NBCUniversal joined with Grammy-winning producer Timbaland and recording artist Princess Nokia to produce a music video entitled, “Erase The Hate.” The Music video’s release coincides with the one-year anniversary of 2017’s “United the Right” rally in Charlottesville, VA.
The news and entertainment media giant describes its “Erase The Hate” music video as part of its “social impact campaign” of the same name.
Music video lyrics below:
Here’s to the people, who work every day; to make the world better, stronger, and great. Let’s stand for the people who cannot make noise. Let’s stand for the people who don’t have a voice. Now is the time, the time for a change, the start of a chapter, the turn of a page. Time to reflect, and improve our ways, join hands together and erase the hate. Now more than ever is that we need voices whose passions send power all over the masses to people in office and children in classes. We need the people that cause the reactions. We need the artists who fight with they passions, who rap and they sing and they stand into action. We need the leaders who speak to the youth, bringing equality, courage, and truth. This is the time to peacefully say, ‘We need solutions and we need a change so we may start over and being as one.’ Erase the hate and stand for our cause.

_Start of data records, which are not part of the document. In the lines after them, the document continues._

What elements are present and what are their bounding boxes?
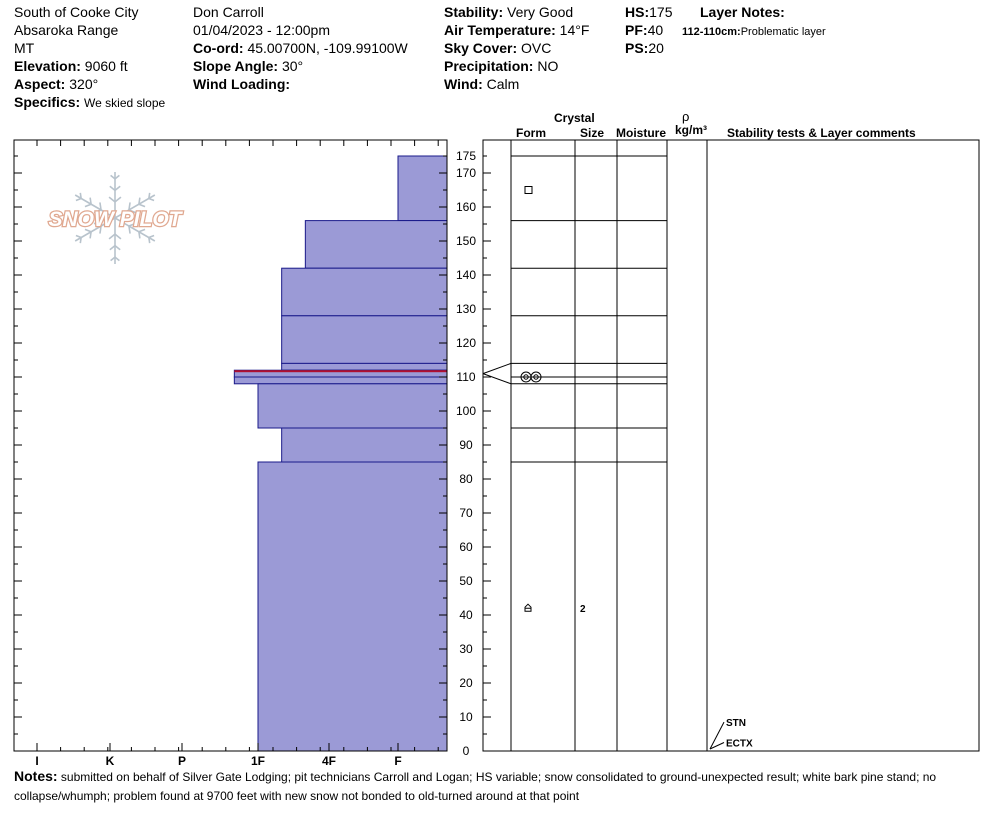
- surface-hoar-symbol: [523, 374, 529, 380]
- stability-tests-header: Stability tests & Layer comments: [727, 126, 916, 140]
- hardness-tick-label: F: [394, 754, 401, 768]
- density-rho: ρ: [682, 109, 690, 124]
- depth-tick-label: 130: [456, 302, 476, 316]
- elevation: Elevation: 9060 ft: [14, 58, 128, 74]
- density-header: kg/m³: [675, 123, 708, 137]
- hardness-bar: [257, 383, 448, 429]
- snowpilot-logo: SNOW PILOT: [47, 172, 185, 264]
- stability-test-label: STN: [726, 718, 746, 729]
- stability-test-arrow: [709, 742, 725, 750]
- hardness-tick-label: I: [35, 754, 38, 768]
- location: South of Cooke City: [14, 4, 139, 20]
- ps: PS:20: [625, 40, 664, 56]
- moisture-header: Moisture: [616, 126, 667, 140]
- depth-tick-label: 110: [456, 370, 475, 384]
- depth-tick-label: 60: [459, 540, 473, 554]
- layer-pointer: [482, 373, 512, 385]
- sky-cover: Sky Cover: OVC: [444, 40, 552, 56]
- depth-hoar-symbol: [524, 603, 532, 612]
- hardness-bar: [281, 315, 448, 364]
- depth-tick-label: 160: [456, 200, 476, 214]
- hardness-bar: [281, 427, 448, 463]
- depth-tick-label: 170: [456, 166, 476, 180]
- observer-name: Don Carroll: [193, 4, 264, 20]
- layer-note: 112-110cm:Problematic layer: [682, 26, 826, 38]
- depth-tick-label: 175: [456, 149, 476, 163]
- precipitation: Precipitation: NO: [444, 58, 559, 74]
- stability-test-label: ECTX: [726, 739, 753, 750]
- hardness-tick-label: 4F: [322, 754, 336, 768]
- wind-loading: Wind Loading:: [193, 76, 291, 92]
- state: MT: [14, 40, 35, 56]
- faceted-crystal-symbol: [524, 186, 533, 194]
- hardness-tick-label: 1F: [251, 754, 265, 768]
- surface-hoar-symbol: [533, 374, 539, 380]
- hardness-bar: [397, 155, 448, 222]
- grain-size: 2: [580, 604, 586, 615]
- hardness-bar: [281, 267, 448, 317]
- crystal-header: Crystal: [554, 111, 595, 125]
- hardness-bar: [233, 376, 448, 385]
- observation-datetime: 01/04/2023 - 12:00pm: [193, 22, 330, 38]
- depth-tick-label: 50: [459, 574, 473, 588]
- problematic-layer-marker: [234, 370, 447, 373]
- depth-tick-label: 80: [459, 472, 473, 486]
- form-header: Form: [516, 126, 546, 140]
- depth-tick-label: 0: [463, 744, 470, 758]
- depth-tick-label: 90: [459, 438, 473, 452]
- depth-tick-label: 10: [459, 710, 473, 724]
- notes: Notes: submitted on behalf of Silver Gat…: [14, 768, 937, 803]
- hardness-bar: [257, 461, 448, 752]
- surface-hoar-symbol: [530, 371, 542, 383]
- depth-tick-label: 30: [459, 642, 473, 656]
- depth-tick-label: 40: [459, 608, 473, 622]
- depth-tick-label: 120: [456, 336, 476, 350]
- hardness-tick-label: K: [106, 754, 115, 768]
- depth-tick-label: 150: [456, 234, 476, 248]
- depth-tick-label: 20: [459, 676, 473, 690]
- stability: Stability: Very Good: [444, 4, 574, 20]
- depth-tick-label: 140: [456, 268, 476, 282]
- wind: Wind: Calm: [444, 76, 520, 92]
- range: Absaroka Range: [14, 22, 119, 38]
- stability-test-arrow: [709, 721, 725, 750]
- hardness-bar: [304, 220, 448, 269]
- layer-notes-title: Layer Notes:: [700, 4, 785, 20]
- coordinates: Co-ord: 45.00700N, -109.99100W: [193, 40, 408, 56]
- layer-pointer: [482, 362, 512, 375]
- hardness-bar: [281, 362, 448, 371]
- air-temperature: Air Temperature: 14°F: [444, 22, 590, 38]
- specifics: Specifics: We skied slope: [14, 94, 166, 110]
- slope-angle: Slope Angle: 30°: [193, 58, 304, 74]
- size-header: Size: [580, 126, 605, 140]
- hs: HS:175: [625, 4, 673, 20]
- pf: PF:40: [625, 22, 664, 38]
- depth-tick-label: 70: [459, 506, 473, 520]
- snowflake-icon: [74, 172, 156, 264]
- aspect: Aspect: 320°: [14, 76, 99, 92]
- depth-tick-label: 100: [456, 404, 476, 418]
- logo-text: SNOW PILOT: [49, 208, 184, 231]
- profile-frame: [482, 139, 980, 752]
- hardness-tick-label: P: [178, 754, 186, 768]
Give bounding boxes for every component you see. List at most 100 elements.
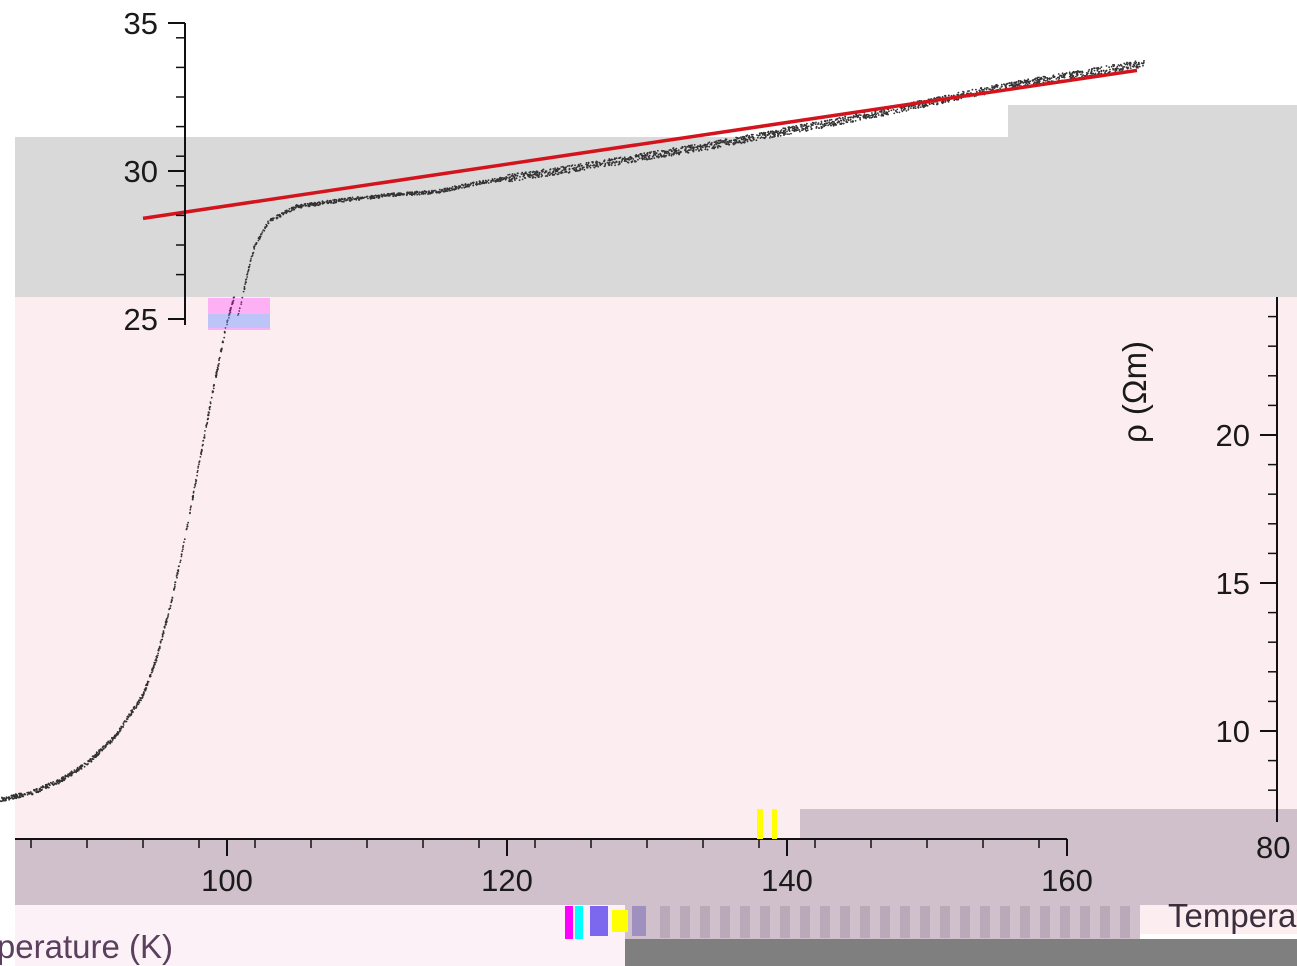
- data-point: [171, 599, 173, 602]
- data-point: [400, 192, 402, 195]
- data-point: [83, 765, 86, 768]
- data-point: [511, 173, 514, 175]
- data-point: [13, 797, 16, 800]
- glitch-tile: [1100, 906, 1110, 938]
- data-point: [795, 129, 797, 132]
- data-point: [84, 762, 87, 765]
- data-point: [118, 730, 121, 733]
- data-point: [62, 776, 65, 779]
- data-point: [888, 110, 890, 113]
- data-point: [738, 137, 741, 139]
- data-point: [528, 174, 531, 177]
- data-point: [681, 146, 684, 148]
- data-point: [57, 782, 60, 785]
- data-point: [418, 191, 421, 194]
- data-point: [408, 193, 411, 196]
- data-point: [397, 193, 399, 196]
- data-point: [376, 195, 378, 197]
- data-point: [309, 202, 312, 204]
- data-point: [1001, 85, 1003, 88]
- data-point: [551, 174, 554, 176]
- data-point: [416, 193, 419, 196]
- data-point: [51, 782, 54, 785]
- data-point: [193, 486, 196, 489]
- data-point: [798, 129, 801, 131]
- data-point: [29, 791, 32, 793]
- data-point: [1120, 68, 1122, 70]
- data-point: [533, 173, 536, 176]
- data-point: [1062, 75, 1065, 78]
- right-y-tick-label: 20: [1216, 418, 1250, 453]
- data-point: [173, 587, 176, 590]
- data-point: [758, 132, 761, 135]
- data-point: [1088, 68, 1091, 71]
- data-point: [750, 136, 752, 139]
- data-point: [820, 122, 823, 124]
- data-point: [90, 760, 93, 763]
- data-point: [799, 130, 801, 133]
- data-point: [261, 231, 264, 234]
- axes-layer: 25 30 35 10 15 20 100 120 140 160 80: [15, 6, 1290, 898]
- data-point: [540, 169, 543, 172]
- glitch-tile: [565, 906, 573, 939]
- data-point: [28, 792, 31, 795]
- data-point: [361, 196, 364, 199]
- data-point: [318, 201, 320, 204]
- data-point: [744, 139, 747, 142]
- data-point: [272, 219, 274, 222]
- glitch-tile: [1000, 906, 1010, 938]
- data-point: [887, 113, 889, 116]
- glitch-tile: [720, 906, 730, 938]
- data-point: [545, 175, 548, 177]
- data-point: [845, 119, 848, 121]
- data-point: [542, 168, 545, 171]
- data-point: [626, 161, 629, 164]
- data-point: [637, 155, 640, 158]
- data-point: [101, 746, 104, 749]
- data-point: [357, 197, 359, 200]
- data-point: [370, 196, 372, 199]
- data-point: [142, 693, 145, 696]
- glitch-tile: [980, 906, 990, 938]
- data-point: [673, 151, 676, 154]
- data-point: [657, 149, 659, 152]
- data-point: [755, 139, 758, 142]
- data-point: [1091, 68, 1093, 70]
- data-point: [475, 182, 478, 185]
- data-point: [302, 204, 305, 207]
- data-point: [240, 301, 243, 303]
- data-point: [898, 111, 901, 114]
- data-point: [823, 122, 826, 125]
- data-point: [200, 452, 202, 454]
- data-point: [913, 106, 915, 109]
- data-point: [643, 152, 646, 155]
- data-point: [757, 134, 760, 137]
- data-point: [157, 652, 160, 655]
- data-point: [35, 791, 38, 794]
- data-point: [510, 179, 512, 182]
- data-point: [153, 663, 156, 666]
- data-point: [968, 90, 970, 92]
- light-pink-band: [15, 905, 625, 935]
- data-point: [522, 173, 525, 176]
- data-point: [1017, 81, 1020, 83]
- data-point: [1081, 71, 1084, 74]
- data-point: [692, 149, 695, 152]
- data-point: [1135, 65, 1138, 68]
- data-point: [865, 117, 867, 120]
- data-point: [8, 798, 11, 801]
- data-point: [623, 156, 626, 159]
- data-point: [202, 440, 205, 442]
- data-point: [243, 285, 246, 288]
- data-point: [741, 141, 744, 144]
- data-point: [35, 788, 38, 790]
- data-point: [425, 191, 428, 194]
- data-point: [568, 167, 571, 170]
- data-point: [40, 786, 43, 788]
- glitch-tile: [1120, 906, 1130, 938]
- data-point: [730, 139, 733, 142]
- data-point: [907, 107, 910, 109]
- data-point: [540, 173, 543, 176]
- data-point: [536, 174, 538, 177]
- data-point: [643, 156, 646, 159]
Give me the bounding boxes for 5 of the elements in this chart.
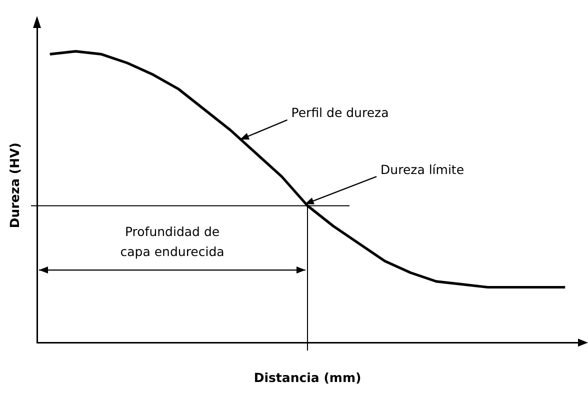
annotation: Perfil de dureza <box>291 104 389 122</box>
annotation: Dureza límite <box>380 160 464 179</box>
annotation: Profundidad de capa endurecida <box>120 223 224 262</box>
x-axis-title: Distancia (mm) <box>254 370 362 385</box>
y-axis-title: Dureza (HV) <box>6 142 22 228</box>
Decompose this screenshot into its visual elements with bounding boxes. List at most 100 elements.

NBC’s website for its political campaign invites users to register with their emails and contact information. It also highlights those it describes as “Change Makers” who “fight against hate and bias.”
The deadly riots in Charlottesville saw white supremacists and the left-wing domestic terrorist group Antifa clash. President Trump condemned, at the time, “in the strongest possible terms this egregious display of hatred, bigotry and violence on many sides, on many sides.”
NBC’s new campaign appears to echo President Trump’s repeated statements about promoting unity for all.
The president also denounced, two days later, the “criminals and thugs, including the KKK, neo-Nazis, white supremacists, and other hate groups that are repugnant to everything we hold dear as Americans.”
“We must rediscover the bonds of love and loyalty that bring us together as Americans,” President Trump said.
NBC’s “Erase The Hate” campaign pushes “social justice,” “cross-racial exclusivity,” “foster[ing] resilience in children of color,” “think[ing] critically about racial inequity,” “racial justice,” “empathy-based virtual reality,” “promoting equality,” “creat[ing] measurable, positive change in the lives of black people,” and “LGBTQ inclusion.”
Bonnie Hammer, Chairman of NBCUniversal Cable Entertainment and founder of Erase The Hate, said, “Silence equals complicity. Hate and bias must be called out wherever and whenever we see it. We all have a part to play…fighting hate means using the positions and platforms we have to make the difference we can. I’m incredibly grateful to Timbaland and Princess Nokia for joining us to deliver Erase The Hate’s message of equality.”
Assorted celebrities and news media figures are joining a forthcoming “video manifesto” from “Erase The Hate,” including Bavo’s Andy Cohen and Padma Lakshmi, USA’s Gina Torres, Ryan Phillippe, Dulé Hill, Portia Doubleday, and The New Day (WWE), SYFY’s Christopher Meloni, E!’s Elizabeth Hurley and Zuri Hall, and “Erase The Hate” advisory council member Soledad O’Brien.